With social interactions becoming more visual, if social platforms want to be able to keep up, they need to develop ways to detect and classify image and video content, enabling them to better surface relevant posts in search, and better detect potentially offensive material.
On this front, Facebook has been working for years on its advanced image recognition technology, which can now automatically categorize images based on their content. For example, run a search for "black shirt photo," and Facebook’s system is able to "see" whether there's a black shirt in a photo, and search based on that, even if the photo wasn't tagged with that information. You can also search for a location or event, as shown in this example.

But that’s only the start – while Facebook’s image recognition tools have continued to evolve, the changing way in which people use images has also forced Facebook’s team to come up with additional elements and qualifiers to help detect and categorize content.
For example, memes have become a popular social sharing option, and generally contain text overlaid on an image. Is it possible for Facebook to extract that text and use that as another data point?
This is the focus of Facebook’s new Rosetta text in images detection system, which covers not just memes, but any text contained within an image posted on Facebook or Instagram.

The Rosetta system, Facebook says, is already extracting text from “more than a billion public Facebook and Instagram images and video frames (in a wide variety of languages), daily and in real time”.
That’s a huge amount of extra data points, which will facilitate a wide range of uses.

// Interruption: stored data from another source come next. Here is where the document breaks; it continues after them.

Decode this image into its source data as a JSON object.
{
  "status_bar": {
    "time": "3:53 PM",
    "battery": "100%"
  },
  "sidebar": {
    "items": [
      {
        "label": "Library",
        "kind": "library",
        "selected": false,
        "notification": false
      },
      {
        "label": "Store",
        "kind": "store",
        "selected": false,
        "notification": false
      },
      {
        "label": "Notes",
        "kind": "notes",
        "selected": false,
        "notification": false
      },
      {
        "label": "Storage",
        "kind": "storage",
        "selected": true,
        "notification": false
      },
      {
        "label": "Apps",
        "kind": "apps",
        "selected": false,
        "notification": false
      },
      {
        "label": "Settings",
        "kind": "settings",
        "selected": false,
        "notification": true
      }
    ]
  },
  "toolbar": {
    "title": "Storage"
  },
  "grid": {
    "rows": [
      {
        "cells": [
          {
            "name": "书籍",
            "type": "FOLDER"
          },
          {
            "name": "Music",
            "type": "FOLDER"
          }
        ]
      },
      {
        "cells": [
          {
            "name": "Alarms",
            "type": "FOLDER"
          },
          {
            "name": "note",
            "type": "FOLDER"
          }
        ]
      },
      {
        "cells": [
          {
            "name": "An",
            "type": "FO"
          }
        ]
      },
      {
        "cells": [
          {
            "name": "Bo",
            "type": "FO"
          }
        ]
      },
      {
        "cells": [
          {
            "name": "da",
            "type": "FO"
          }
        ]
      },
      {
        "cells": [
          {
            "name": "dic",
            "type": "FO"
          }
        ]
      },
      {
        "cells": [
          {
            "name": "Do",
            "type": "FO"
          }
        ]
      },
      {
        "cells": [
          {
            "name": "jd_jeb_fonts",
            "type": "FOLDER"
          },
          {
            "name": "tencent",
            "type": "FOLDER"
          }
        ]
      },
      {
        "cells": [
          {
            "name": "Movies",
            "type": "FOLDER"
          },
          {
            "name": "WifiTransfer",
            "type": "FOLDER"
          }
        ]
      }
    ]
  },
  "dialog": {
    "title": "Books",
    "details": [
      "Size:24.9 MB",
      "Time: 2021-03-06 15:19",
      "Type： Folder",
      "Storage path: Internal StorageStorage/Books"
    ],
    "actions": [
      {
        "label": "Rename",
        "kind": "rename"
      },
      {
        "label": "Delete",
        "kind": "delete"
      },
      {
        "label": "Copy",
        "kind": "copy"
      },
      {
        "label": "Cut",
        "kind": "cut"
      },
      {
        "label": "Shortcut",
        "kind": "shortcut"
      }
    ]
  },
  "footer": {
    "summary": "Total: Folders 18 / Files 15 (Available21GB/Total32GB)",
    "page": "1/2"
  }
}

For one, it'll provide more context for visually impaired users, while it will also enable better search and discovery of relevant content, based on visual cues.
For brands, the technology could also have significant utility. A couple of examples:
- In being able to search for images based on text, you could find people who already buy your products, or related products, if those items are visible in the background of images. This could enable you to reach out to these users with related offers
- By being able to detect that certain users wear clothes with your branding on them, and regularly post images in those clothes, you could target those users and provide them with special offers, enabling you to not only reach people who are more likely to be interested in such offers, but who you know will also likely continue to post images in the same, giving you an additional promotional boost
- If image data is provided as another insights tool, you could gain more perspective on your target audience by cross-matching their product purchases (based on image recognition) with their other usage and demographic data points, helping to target your outreach.
There’s a wide range of ways in which image recognition can be used – and what’s more, Facebook's also improving its text translation tools, with an extra 24 languages added into their automatic translation services this week.

These advancing processes provide a whole new range of research and discovery implications, but with the volume of visual posts increasing, it’s likely the text in image tools that will provide the most significant shift.
The next stage, then, is identification of content within video posts, which Facebook has also been developing, and is improving on every day.
“The naive approach of applying image-based text extraction to every single video frame is not scalable, because of the massive growth of videos on the platform, and would only lead to wasted computational resources. Recently, 3D convolutions have been gaining wide adoption given their ability to model temporal domain in addition to spatial domain. We are beginning to explore ways to apply 3D convolutions for smarter selection of video frames of interest for text extraction.”
The capacity to search through the billions of posts and updates across Facebook and Instagram each day, based on more advanced methodology, will open up a huge range of new opportunities. It takes times, but Facebook’s systems are advancing, and will provide increased utility on this front in the very near future.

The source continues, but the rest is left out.